Real estate dealings are very complex and sensitive, meaning investors require a good deal of protection compared to other asset classes. It is safe to say that the first few years will lack robust investor protection mechanisms to the level required by real estate dealings. This is because regulators will still be feeling their way around the concept of tokenization.
As a result, there will be a hesitance among investors to directly invest in tokenized real estate assets. Investors will have concerns about the security and legal safeguards surrounding token ownership in real estate.
Therefore, the space might initially see a disproportionately low amount of direct exposure to real estate compared to less complex and sensitive asset classes like stocks and bonds.
More risk or less?
Another feature of the tokenized assets landscape will be a gradual evolution from safe to riskier assets. The space is still young. So naturally, its early days will be defined by a demand for safe assets, like government bonds and blue-chip stocks, as investors look for stability and steady returns.
But as more participants join in, this may be a problem. Claude says the market will likely become saturated with these safe investment opportunities. This situation could result in commoditization. The increased competition will also mean issuers can only compete on fees and commissions, leading to tighter profit margins.
Fortunately, this will change as the market evolves. The initial period of focus on safe assets will have created a window for users to become more educated and accustomed to tokenization.
And when that happens, there will be a general willingness from investors to take on greater risk, leading to an upsurge in demand for riskier assets like startup ventures and stocks in emerging markets.

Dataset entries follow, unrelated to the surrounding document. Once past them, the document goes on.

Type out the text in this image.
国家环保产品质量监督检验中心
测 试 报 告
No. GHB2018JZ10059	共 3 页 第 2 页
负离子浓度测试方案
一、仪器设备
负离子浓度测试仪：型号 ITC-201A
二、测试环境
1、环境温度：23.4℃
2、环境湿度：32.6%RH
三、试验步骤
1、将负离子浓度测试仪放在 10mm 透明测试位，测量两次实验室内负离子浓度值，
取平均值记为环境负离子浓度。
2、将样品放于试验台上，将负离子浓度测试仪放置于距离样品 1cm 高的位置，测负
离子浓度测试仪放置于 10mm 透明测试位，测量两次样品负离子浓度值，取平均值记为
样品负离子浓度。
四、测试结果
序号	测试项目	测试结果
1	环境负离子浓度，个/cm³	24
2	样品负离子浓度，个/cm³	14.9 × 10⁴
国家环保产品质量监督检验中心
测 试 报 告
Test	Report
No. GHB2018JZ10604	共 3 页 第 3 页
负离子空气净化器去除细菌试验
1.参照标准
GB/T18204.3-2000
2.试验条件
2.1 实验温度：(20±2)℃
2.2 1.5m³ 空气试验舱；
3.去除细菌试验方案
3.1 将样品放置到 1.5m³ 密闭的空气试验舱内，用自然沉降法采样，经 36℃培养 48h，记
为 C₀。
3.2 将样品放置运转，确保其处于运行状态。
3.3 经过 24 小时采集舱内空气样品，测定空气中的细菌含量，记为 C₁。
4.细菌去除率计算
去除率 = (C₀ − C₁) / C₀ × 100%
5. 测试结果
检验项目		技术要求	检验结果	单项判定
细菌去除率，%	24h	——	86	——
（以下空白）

This demand introduces a great deal of variety for issuers to pursue. So, even with an increased number of issuers, the commoditization that defined the early market will be eliminated, resulting in healthier profit margins.
Bridging DeFi and TradFi
Claude also predicts that the future will see increased synergy between DeFi and TradFi. This feature is missing today but will manifest strongly as tokenized RWAs become accepted and recognized as valid representations of value. And of course, that will be to the benefit of both crypto natives and traditional finance institutions.
For example, TradFi institutions may accept tokenized RWAs as collateral for loans, allowing crypto-native users to borrow within TradeFi. This means users can unlock liquidity for use in the real world without having to liquidate their crypto holdings.
Additionally, tokenization will streamline processes like internal settlements within large companies. Blockchain technology will prove a more efficient and transparent mechanism for handling asset ownership and conducting transfers.
Regulation
Regulating an emerging industry will always be a challenge. So according to Claude, regulation won't come immediately. While the previously mentioned developments unfold, regulators will adopt a "wait and see" approach.
Tokenization will see its fair share of experimentation in the first few years. So, regulators may hold back a bit and use this time as an opportunity to study and understand its potential risks and impacts.
As regulators evolve with the market, this should allow them to strike a balance between protecting investors and promoting innovation when they inevitably formulate comprehensive regulatory frameworks.
A future of promise and challenges
The future of tokenization holds a great deal of promise. But to get there, the space will first have to overcome hurdles around risk, regulation, and investor protection. This is a process that, as it unfolds, will unlock new opportunities for crypto-native investors and issuers as well as traditional investors and financial institutions, potentially reshaping the relationship between crypto and TradFi.